Posted in jewish-israel on May 21st, 2004 by Ira Altschiller – Comments Off

At the very end of an article about events in Israel, James Bennet, NYT Jerusalem Bureau Chief, writes:

In a highly unusual incident, at least three Palestinian men attempted to kidnap this reporter here Wednesday night. The reporter, who had identified himself at Al Najar hospital as an American, was speaking on a cellular telephone in the street in front of the hospital when a stranger approached offering a handshake, a smile and the word, “Welcome.”

When the reporter took his hand, the stranger and another man grabbed him and attempted to shove him into an aging Mercedes sedan that pulled up, its rear door open. A struggle and cries for help brought Palestinian police officers at the hospital running, and after a further struggle, the men jumped in the car and disappeared.

Anger at Americans has been building here for three years over the Bush administration’s perceived tilt toward Israel, the occupation of Iraq and, most recently, images of prisoner abuse in Iraq. An American might also be considered valuable for use in bargaining with Israel.

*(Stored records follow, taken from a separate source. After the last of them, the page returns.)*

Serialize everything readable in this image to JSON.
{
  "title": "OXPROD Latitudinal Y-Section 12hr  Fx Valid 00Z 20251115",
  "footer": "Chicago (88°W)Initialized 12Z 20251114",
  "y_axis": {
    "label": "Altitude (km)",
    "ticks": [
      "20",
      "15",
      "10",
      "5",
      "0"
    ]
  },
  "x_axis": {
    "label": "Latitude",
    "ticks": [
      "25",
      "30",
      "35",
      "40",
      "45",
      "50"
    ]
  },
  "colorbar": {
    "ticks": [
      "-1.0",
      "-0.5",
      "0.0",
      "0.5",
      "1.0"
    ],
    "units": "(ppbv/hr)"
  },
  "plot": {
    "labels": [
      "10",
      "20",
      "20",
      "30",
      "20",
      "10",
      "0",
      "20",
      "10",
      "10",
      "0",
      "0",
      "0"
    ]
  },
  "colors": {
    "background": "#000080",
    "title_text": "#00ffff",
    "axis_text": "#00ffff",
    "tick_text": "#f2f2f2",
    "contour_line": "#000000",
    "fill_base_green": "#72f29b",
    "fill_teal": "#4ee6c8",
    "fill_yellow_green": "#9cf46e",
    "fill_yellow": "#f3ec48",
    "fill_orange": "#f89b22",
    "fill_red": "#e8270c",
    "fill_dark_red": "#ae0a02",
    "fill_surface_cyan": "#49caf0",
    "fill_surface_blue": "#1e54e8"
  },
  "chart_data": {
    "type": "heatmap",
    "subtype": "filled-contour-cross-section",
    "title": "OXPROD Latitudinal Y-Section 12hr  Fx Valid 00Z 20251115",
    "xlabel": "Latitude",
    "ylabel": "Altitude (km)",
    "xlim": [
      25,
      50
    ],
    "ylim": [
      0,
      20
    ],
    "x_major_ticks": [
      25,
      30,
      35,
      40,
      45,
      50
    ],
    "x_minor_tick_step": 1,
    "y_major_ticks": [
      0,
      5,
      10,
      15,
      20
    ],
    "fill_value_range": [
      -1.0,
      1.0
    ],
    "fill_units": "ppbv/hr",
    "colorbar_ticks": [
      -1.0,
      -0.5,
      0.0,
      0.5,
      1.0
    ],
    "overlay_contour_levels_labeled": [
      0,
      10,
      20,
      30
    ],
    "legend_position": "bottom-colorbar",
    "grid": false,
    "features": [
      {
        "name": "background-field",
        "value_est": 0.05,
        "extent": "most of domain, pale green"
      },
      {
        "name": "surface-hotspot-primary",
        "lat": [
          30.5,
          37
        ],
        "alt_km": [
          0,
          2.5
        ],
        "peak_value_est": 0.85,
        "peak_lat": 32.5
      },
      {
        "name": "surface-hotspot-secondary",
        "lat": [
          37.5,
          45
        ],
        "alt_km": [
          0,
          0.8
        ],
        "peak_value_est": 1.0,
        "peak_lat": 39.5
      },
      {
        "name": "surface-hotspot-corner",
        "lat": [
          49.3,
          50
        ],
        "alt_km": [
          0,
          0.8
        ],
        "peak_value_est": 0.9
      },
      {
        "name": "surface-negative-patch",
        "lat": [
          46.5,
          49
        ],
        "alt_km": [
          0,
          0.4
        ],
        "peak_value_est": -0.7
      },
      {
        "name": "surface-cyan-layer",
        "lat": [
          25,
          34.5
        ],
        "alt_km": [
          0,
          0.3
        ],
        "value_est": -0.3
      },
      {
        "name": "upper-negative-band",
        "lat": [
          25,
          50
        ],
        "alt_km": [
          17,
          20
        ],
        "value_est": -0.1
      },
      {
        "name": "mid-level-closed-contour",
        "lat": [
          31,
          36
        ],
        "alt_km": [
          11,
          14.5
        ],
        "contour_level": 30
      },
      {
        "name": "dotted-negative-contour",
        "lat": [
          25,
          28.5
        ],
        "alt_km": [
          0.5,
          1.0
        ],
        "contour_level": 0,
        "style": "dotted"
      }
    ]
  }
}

How much more clearly could a journalist wear their tendentiousness on their sleeve than to describe an attempted kidnapping as an “unusual incident”? Is Bennet telling us that he felt safe because he was an American? Is Bennet saying that this is not the current crime of choice in the Palestinian territories? Has Bennet noticed that Americans are amongst the victims of suicide bombings?

With his shirttail scarcely tucked back in his pants, and his blood roiling with fear and confusion, Bennet immediately rationalizes this attempted crime, like a propaganda wind up doll, pulling out slogans about U.S. policy and “tilts towards Israel”. He puts words and political thoughts into the mouths of criminals, even when he is the target.

Did Bennet actually look into the face of his own jeopardy — into the crude stares of his wannabe abductors? Is Israel supposed to negotiate with them? In a Palestinian democracy these criminals would be marginalized in their own society. Could Bennet have negotiated his way out of his near abduction? He didn’t seem to think so, he was screaming for help. How does Bennet know what his abductor’s motives were? They might have seen him as a tasty payday.

Bennet ascribes nuanced political motives to the thugs but he doesn’t offer explanations or understanding for Israel’s actions — rather he looks for Israeli spokesman, who have their assertions appended with “they say”, modifying the Israeli statement as simple advocacy, while Bennet’s journalistic voice authorizes propaganda.